Cette mesure traduit le profond mépris du gouvernement pour les collectivités locales, leurs agents et les missions de service public qu’ils rendent au quotidien. Attaquer avec une telle violence à deux mois des élections municipales le droit à la formation professionnelle des agents des collectivités locales, c’est tuer dans l’œuf la mise en œuvre des projets des futures équipes municipales.
Secrétaires de mairie, ATSEM, animateurs périscolaires, instructeurs du droit des sols, policiers municipaux, sapeurs-pompiers, enseignants artistiques, agents d’état civil, travailleurs sociaux et médico – sociaux, agents techniques des collèges, des lycées, des routes … La mise en œuvre des missions de service public local exige des fonctionnaires territoriaux formés.
C’est pour garantir cette qualité qu’il est indispensable de donner au CNFPT les moyens budgétaires de mettre en œuvre une politique de formation qui garantisse l’égalité d’accès à la formation de tous les fonctionnaires territoriaux de notre pays : quel que soit leur cadre d’emplois, quel que soit le type ou la taille de leur collectivité, qu’elle soit rurale ou urbaine.
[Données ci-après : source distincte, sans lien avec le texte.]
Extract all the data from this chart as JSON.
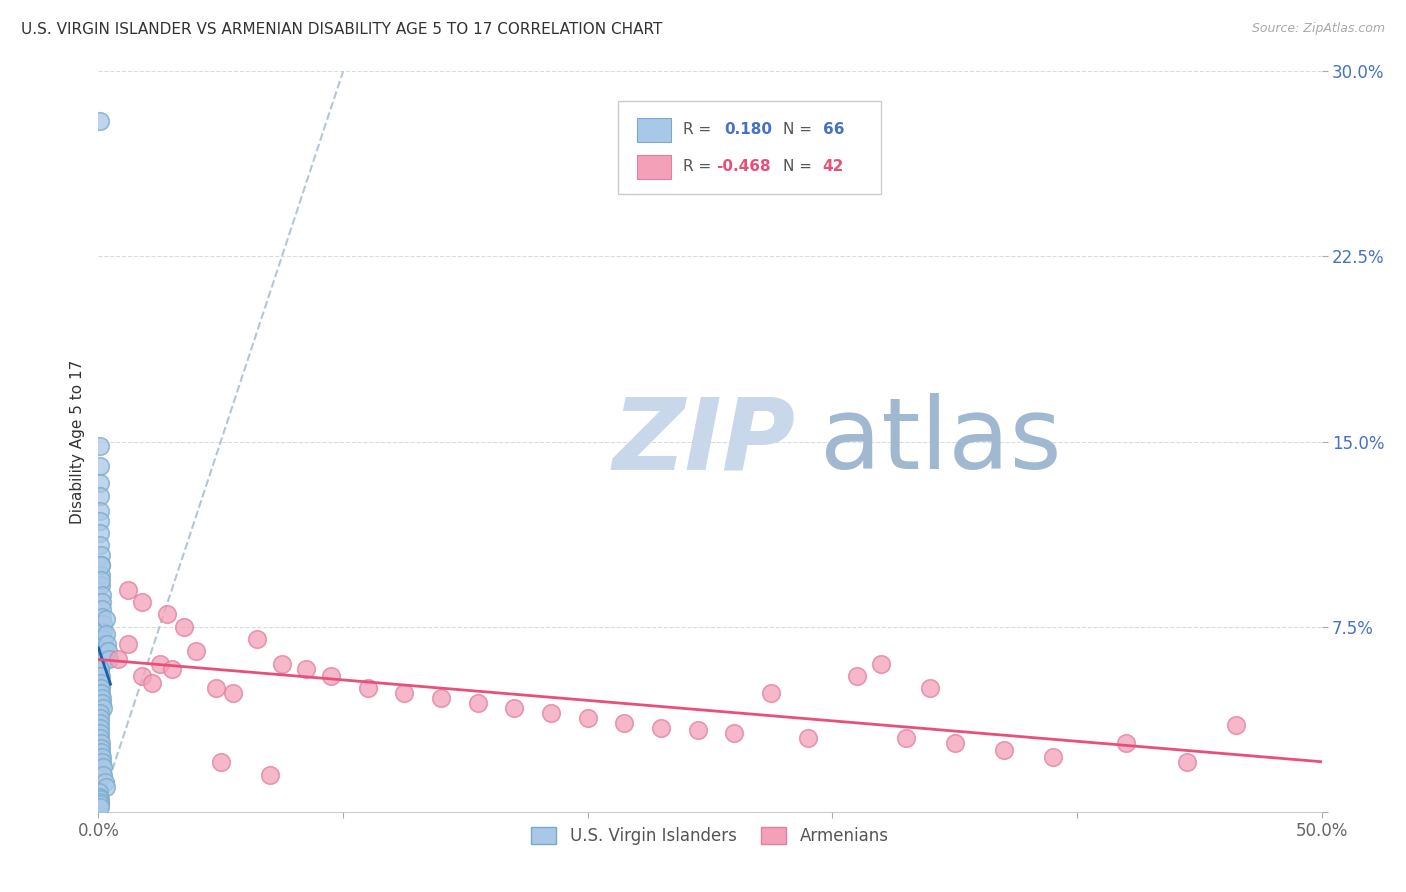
{
  "title": "U.S. VIRGIN ISLANDER VS ARMENIAN DISABILITY AGE 5 TO 17 CORRELATION CHART",
  "source": "Source: ZipAtlas.com",
  "ylabel": "Disability Age 5 to 17",
  "xlim": [
    0,
    0.5
  ],
  "ylim": [
    0,
    0.3
  ],
  "r_blue": 0.18,
  "n_blue": 66,
  "r_pink": -0.468,
  "n_pink": 42,
  "legend_label_blue": "U.S. Virgin Islanders",
  "legend_label_pink": "Armenians",
  "blue_color": "#a8c8e8",
  "pink_color": "#f4a0b8",
  "blue_line_color": "#1a5fa8",
  "pink_line_color": "#e8507a",
  "diag_color": "#a8c0d8",
  "watermark_zip_color": "#c8d8ea",
  "watermark_atlas_color": "#a0b8d0",
  "background_color": "#ffffff",
  "grid_color": "#d8d8d8",
  "ytick_color": "#4472c4",
  "xtick_color": "#666666",
  "blue_x": [
    0.0008,
    0.0005,
    0.0005,
    0.0005,
    0.0006,
    0.0006,
    0.0007,
    0.0008,
    0.0008,
    0.0009,
    0.001,
    0.001,
    0.001,
    0.0012,
    0.0012,
    0.0013,
    0.0014,
    0.0015,
    0.0016,
    0.0018,
    0.002,
    0.002,
    0.0022,
    0.0025,
    0.0028,
    0.003,
    0.003,
    0.0035,
    0.004,
    0.0045,
    0.0005,
    0.0005,
    0.0005,
    0.0006,
    0.0006,
    0.0007,
    0.0008,
    0.0008,
    0.0009,
    0.001,
    0.001,
    0.0012,
    0.0013,
    0.0015,
    0.0017,
    0.0005,
    0.0005,
    0.0006,
    0.0006,
    0.0007,
    0.0008,
    0.0009,
    0.001,
    0.0011,
    0.0013,
    0.0015,
    0.0018,
    0.002,
    0.0025,
    0.003,
    0.0004,
    0.0004,
    0.0005,
    0.0005,
    0.0006,
    0.0007
  ],
  "blue_y": [
    0.28,
    0.148,
    0.14,
    0.133,
    0.128,
    0.122,
    0.118,
    0.113,
    0.108,
    0.104,
    0.1,
    0.096,
    0.092,
    0.1,
    0.094,
    0.088,
    0.085,
    0.082,
    0.079,
    0.076,
    0.073,
    0.07,
    0.068,
    0.065,
    0.062,
    0.078,
    0.072,
    0.068,
    0.065,
    0.062,
    0.058,
    0.055,
    0.052,
    0.05,
    0.048,
    0.046,
    0.044,
    0.058,
    0.055,
    0.052,
    0.05,
    0.048,
    0.046,
    0.044,
    0.042,
    0.04,
    0.038,
    0.036,
    0.034,
    0.032,
    0.03,
    0.028,
    0.026,
    0.024,
    0.022,
    0.02,
    0.018,
    0.015,
    0.012,
    0.01,
    0.008,
    0.006,
    0.005,
    0.004,
    0.003,
    0.002
  ],
  "pink_x": [
    0.008,
    0.012,
    0.018,
    0.022,
    0.028,
    0.035,
    0.012,
    0.018,
    0.025,
    0.03,
    0.04,
    0.048,
    0.055,
    0.065,
    0.075,
    0.085,
    0.095,
    0.11,
    0.125,
    0.14,
    0.155,
    0.17,
    0.185,
    0.2,
    0.215,
    0.23,
    0.245,
    0.26,
    0.275,
    0.29,
    0.31,
    0.33,
    0.35,
    0.37,
    0.39,
    0.32,
    0.34,
    0.42,
    0.445,
    0.465,
    0.05,
    0.07
  ],
  "pink_y": [
    0.062,
    0.068,
    0.055,
    0.052,
    0.08,
    0.075,
    0.09,
    0.085,
    0.06,
    0.058,
    0.065,
    0.05,
    0.048,
    0.07,
    0.06,
    0.058,
    0.055,
    0.05,
    0.048,
    0.046,
    0.044,
    0.042,
    0.04,
    0.038,
    0.036,
    0.034,
    0.033,
    0.032,
    0.048,
    0.03,
    0.055,
    0.03,
    0.028,
    0.025,
    0.022,
    0.06,
    0.05,
    0.028,
    0.02,
    0.035,
    0.02,
    0.015
  ]
}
La formation professionnelle des fonctionnaires territoriaux n’est pas une variable d’ajustement budgétaire. Elle est une exigence majeure pour garantir la qualité des formations des agents et le droit statutaire des fonctionnaires à leur formation.
Nos organisations syndicales exigent le retrait immédiat de cette mesure brutale, injuste et inacceptable.